Figura 3. Corte transversal do tronco de muda de videira (cv. Itália) exibindo engrossamento da casca e reentrancias típicas das caneluras do tronco (A); após a retirada da casca, detalhe do lenho com caneluras (B) e aspecto normal do lenho em videira sadia (C).
 
 
A mancha das nervuras, causada pelo Grapevine fleck virus (GFkV), e a necrose das nervuras são viroses que ocorrem de forma latente em vinhedos brasileiros. Infectam, sem causar sintomas, as cultivares de copas comerciais, tanto destinadas para vinho como para mesa. Estas doenças, embora estejam bastante disseminadas nos nossos vinhedos, somente apresentam alguma importância econômica quando associadas a outros vírus .
 
Os sintomas de infecção viral nem sempre são perceptíveis. Alguns vírus que afetam a videira podem ser latentes em muitas cultivares comerciais, ou seja, as plantas quando infectadas não mostram os sintomas característicos da doença, sendo impossível selecionar plantas sadias pela simples observação no campo. Exemplo disto são as cultivares americanas e híbridas que praticamente não exibem os sintomas da virose do enrolamento das folhas.
 
Normalmente, os porta-enxertos, quando infectados por vírus, não mostram qualquer sintoma, ou seja, apresentam o desenvolvimento aparentemente normal, tornando impossível diferenciar no campo as plantas doentes das sadias. Consequentemente os efeitos danosos da presença do vírus somente serão observados alguns anos após o plantio ou após a formação da muda, quando a parte aérea da copa (enxerto), que comumente é sensível, mostrar os sintomas da doença. Assim, a melhor opção é adquirir porta-enxerto em viveiristas que comprovem a origem do seu material, garantindo a sua sanidade.

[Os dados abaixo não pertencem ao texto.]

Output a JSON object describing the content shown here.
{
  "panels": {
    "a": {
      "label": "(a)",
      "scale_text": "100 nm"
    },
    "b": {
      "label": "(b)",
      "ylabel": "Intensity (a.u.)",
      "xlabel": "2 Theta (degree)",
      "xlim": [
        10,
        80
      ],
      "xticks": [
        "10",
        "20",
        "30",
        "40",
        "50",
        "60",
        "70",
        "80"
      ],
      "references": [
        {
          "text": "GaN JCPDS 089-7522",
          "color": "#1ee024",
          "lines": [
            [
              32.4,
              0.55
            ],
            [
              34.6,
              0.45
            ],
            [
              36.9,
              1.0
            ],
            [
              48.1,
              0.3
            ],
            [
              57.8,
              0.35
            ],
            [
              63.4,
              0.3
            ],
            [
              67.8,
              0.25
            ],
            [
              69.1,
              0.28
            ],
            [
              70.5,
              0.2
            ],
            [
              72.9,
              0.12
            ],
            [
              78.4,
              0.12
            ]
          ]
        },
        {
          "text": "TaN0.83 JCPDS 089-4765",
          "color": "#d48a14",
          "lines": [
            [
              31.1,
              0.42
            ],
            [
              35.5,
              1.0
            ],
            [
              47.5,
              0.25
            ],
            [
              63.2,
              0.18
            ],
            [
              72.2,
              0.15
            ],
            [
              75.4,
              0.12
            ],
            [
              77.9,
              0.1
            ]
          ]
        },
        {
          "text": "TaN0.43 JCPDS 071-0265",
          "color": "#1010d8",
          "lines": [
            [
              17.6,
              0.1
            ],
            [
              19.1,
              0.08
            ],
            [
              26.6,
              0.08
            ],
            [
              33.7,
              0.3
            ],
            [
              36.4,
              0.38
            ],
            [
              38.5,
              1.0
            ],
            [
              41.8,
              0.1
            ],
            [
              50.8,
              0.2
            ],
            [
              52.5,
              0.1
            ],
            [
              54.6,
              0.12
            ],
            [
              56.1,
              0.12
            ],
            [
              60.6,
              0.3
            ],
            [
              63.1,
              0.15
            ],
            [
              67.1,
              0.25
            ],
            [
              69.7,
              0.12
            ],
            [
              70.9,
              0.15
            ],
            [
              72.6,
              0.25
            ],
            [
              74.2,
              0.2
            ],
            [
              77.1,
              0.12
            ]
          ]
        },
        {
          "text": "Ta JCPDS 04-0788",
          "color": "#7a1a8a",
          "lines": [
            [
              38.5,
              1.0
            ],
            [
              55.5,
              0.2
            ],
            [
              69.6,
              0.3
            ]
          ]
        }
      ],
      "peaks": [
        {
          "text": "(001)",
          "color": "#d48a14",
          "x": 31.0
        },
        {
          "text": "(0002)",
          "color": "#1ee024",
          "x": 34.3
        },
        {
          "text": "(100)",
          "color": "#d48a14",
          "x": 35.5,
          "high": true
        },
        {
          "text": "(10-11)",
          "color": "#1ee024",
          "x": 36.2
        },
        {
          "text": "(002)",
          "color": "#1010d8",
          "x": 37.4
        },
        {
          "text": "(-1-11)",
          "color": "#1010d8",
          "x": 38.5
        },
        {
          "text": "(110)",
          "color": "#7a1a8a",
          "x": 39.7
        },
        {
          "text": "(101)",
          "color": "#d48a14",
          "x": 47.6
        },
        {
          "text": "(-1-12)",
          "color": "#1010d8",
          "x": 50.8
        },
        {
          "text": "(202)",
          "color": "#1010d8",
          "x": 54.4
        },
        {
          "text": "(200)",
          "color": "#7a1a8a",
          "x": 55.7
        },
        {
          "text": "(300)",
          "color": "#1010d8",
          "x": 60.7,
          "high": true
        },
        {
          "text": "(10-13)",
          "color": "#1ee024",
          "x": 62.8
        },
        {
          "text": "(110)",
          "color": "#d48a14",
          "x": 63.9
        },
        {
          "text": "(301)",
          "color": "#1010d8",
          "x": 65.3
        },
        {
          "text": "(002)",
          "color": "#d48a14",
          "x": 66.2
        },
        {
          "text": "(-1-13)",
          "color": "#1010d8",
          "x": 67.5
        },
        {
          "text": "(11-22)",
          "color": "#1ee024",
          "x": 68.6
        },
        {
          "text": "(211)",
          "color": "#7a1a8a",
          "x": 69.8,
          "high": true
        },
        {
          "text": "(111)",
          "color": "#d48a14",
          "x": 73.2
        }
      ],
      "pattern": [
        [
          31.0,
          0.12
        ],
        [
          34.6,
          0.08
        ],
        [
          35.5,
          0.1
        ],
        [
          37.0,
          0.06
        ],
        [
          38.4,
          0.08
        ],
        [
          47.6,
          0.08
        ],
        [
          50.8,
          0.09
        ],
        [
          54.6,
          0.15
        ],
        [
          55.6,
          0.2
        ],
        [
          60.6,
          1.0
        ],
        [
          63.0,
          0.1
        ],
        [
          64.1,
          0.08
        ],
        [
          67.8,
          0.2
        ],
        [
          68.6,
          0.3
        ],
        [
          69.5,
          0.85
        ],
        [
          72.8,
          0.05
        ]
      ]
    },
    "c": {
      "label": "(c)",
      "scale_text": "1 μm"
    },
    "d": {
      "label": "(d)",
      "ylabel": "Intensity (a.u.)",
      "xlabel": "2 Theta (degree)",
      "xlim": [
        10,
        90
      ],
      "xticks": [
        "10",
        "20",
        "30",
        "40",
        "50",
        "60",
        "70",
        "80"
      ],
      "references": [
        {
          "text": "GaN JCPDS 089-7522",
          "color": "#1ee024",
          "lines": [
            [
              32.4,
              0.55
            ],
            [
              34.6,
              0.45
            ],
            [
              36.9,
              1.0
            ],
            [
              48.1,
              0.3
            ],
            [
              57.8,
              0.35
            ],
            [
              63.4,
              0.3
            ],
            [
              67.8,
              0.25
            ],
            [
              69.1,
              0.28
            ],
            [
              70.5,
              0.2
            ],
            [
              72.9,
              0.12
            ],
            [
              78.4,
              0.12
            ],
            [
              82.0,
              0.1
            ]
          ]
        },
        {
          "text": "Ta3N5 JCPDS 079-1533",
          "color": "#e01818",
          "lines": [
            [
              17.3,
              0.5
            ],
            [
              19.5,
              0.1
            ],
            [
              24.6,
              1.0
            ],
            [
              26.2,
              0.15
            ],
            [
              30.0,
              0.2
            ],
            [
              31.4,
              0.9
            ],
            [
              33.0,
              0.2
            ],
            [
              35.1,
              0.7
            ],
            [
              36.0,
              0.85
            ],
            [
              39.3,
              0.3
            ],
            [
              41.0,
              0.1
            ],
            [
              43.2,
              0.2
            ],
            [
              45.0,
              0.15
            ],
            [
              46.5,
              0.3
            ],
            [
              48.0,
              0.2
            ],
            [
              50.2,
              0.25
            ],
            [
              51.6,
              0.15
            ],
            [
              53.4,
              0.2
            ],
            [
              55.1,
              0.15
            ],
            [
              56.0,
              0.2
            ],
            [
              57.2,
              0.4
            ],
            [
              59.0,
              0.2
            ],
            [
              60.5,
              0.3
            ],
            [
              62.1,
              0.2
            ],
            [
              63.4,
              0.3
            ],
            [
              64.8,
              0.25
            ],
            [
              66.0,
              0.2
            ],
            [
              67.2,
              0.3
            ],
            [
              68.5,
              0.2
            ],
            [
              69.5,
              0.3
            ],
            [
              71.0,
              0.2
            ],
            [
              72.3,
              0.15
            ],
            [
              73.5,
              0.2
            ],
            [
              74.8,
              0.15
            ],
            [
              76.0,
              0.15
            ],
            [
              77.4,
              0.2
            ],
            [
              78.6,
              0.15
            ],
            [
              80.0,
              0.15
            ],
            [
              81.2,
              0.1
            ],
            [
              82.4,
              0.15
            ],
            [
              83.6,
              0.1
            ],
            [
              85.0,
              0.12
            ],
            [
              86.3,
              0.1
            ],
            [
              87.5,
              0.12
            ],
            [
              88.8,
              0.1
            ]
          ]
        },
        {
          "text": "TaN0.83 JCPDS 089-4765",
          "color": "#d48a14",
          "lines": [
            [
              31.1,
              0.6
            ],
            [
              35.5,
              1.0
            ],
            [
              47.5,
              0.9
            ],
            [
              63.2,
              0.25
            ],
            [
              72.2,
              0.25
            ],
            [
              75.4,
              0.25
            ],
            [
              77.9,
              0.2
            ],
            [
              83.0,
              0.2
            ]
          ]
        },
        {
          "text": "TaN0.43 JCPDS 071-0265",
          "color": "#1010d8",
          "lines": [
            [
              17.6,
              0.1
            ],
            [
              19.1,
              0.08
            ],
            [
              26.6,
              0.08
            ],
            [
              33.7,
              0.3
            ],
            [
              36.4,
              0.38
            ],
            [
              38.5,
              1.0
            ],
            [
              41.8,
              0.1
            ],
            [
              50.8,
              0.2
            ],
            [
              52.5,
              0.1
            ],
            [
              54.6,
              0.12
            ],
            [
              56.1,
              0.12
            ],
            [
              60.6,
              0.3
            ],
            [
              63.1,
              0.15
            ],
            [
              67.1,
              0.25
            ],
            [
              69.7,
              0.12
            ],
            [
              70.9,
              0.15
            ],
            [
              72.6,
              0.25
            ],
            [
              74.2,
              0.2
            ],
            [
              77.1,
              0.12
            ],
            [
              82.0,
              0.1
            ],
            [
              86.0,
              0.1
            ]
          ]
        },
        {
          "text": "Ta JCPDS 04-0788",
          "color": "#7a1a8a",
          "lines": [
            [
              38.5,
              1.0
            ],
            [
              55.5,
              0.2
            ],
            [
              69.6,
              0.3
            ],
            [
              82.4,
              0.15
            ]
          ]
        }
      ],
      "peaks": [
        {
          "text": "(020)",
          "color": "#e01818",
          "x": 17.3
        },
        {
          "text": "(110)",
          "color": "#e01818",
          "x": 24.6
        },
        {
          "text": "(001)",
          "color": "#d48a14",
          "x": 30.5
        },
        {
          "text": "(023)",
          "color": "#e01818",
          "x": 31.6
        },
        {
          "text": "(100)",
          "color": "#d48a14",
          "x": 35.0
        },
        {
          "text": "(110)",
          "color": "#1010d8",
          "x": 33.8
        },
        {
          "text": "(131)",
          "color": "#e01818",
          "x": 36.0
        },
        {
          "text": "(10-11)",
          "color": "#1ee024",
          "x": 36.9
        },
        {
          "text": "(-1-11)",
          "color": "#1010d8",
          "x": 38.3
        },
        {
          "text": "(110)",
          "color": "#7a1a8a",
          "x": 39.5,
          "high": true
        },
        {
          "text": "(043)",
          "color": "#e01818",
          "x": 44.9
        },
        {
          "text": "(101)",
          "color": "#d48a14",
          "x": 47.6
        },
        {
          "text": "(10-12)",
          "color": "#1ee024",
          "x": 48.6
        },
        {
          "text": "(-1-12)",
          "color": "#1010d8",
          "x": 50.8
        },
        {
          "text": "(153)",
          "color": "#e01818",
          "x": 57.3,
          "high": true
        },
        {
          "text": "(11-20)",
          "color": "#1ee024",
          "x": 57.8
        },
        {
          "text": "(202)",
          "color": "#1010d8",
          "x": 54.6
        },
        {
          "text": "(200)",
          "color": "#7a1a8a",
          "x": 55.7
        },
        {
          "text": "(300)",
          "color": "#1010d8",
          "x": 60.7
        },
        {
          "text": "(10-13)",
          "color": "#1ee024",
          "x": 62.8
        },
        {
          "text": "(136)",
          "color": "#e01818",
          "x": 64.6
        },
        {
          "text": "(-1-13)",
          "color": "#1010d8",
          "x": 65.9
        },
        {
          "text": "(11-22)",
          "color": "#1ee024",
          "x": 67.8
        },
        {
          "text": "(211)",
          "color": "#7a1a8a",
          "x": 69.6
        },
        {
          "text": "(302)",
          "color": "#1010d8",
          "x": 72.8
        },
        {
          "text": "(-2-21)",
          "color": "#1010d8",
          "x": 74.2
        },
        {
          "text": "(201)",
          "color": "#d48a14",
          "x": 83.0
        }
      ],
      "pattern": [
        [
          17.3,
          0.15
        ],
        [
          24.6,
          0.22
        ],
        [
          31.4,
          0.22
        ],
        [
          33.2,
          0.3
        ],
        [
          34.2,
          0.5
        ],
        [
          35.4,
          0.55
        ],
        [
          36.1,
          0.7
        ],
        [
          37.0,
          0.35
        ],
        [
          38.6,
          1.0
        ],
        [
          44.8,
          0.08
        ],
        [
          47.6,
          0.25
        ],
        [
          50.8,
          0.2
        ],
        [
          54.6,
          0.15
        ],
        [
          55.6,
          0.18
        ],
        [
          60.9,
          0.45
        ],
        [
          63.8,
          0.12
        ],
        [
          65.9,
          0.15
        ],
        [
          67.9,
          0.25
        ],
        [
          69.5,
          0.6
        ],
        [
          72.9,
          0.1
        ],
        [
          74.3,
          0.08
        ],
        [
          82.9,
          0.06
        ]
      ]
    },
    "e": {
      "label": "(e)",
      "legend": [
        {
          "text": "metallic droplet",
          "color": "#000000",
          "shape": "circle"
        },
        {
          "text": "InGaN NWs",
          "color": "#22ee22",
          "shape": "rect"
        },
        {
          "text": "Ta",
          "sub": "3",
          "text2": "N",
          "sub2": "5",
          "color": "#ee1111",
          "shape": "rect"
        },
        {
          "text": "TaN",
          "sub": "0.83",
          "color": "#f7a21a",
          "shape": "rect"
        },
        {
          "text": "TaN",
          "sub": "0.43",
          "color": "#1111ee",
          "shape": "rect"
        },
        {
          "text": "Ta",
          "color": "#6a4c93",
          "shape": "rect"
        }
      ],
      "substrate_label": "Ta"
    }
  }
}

As viroses da videira somente podem ser controladas, no campo, se, na formação do vinhedo, for utilizada muda ou material propagativo sadio. Caso a planta esteja infectada por vírus não existe controle químico eficiente para uso no vinhedo. Se uma planta infectada for multiplicada, toda a sua descendência será doente, devendo-se, portanto, ter muito cuidado na obtenção de mudas ou de material propagativo (estacas, gemas).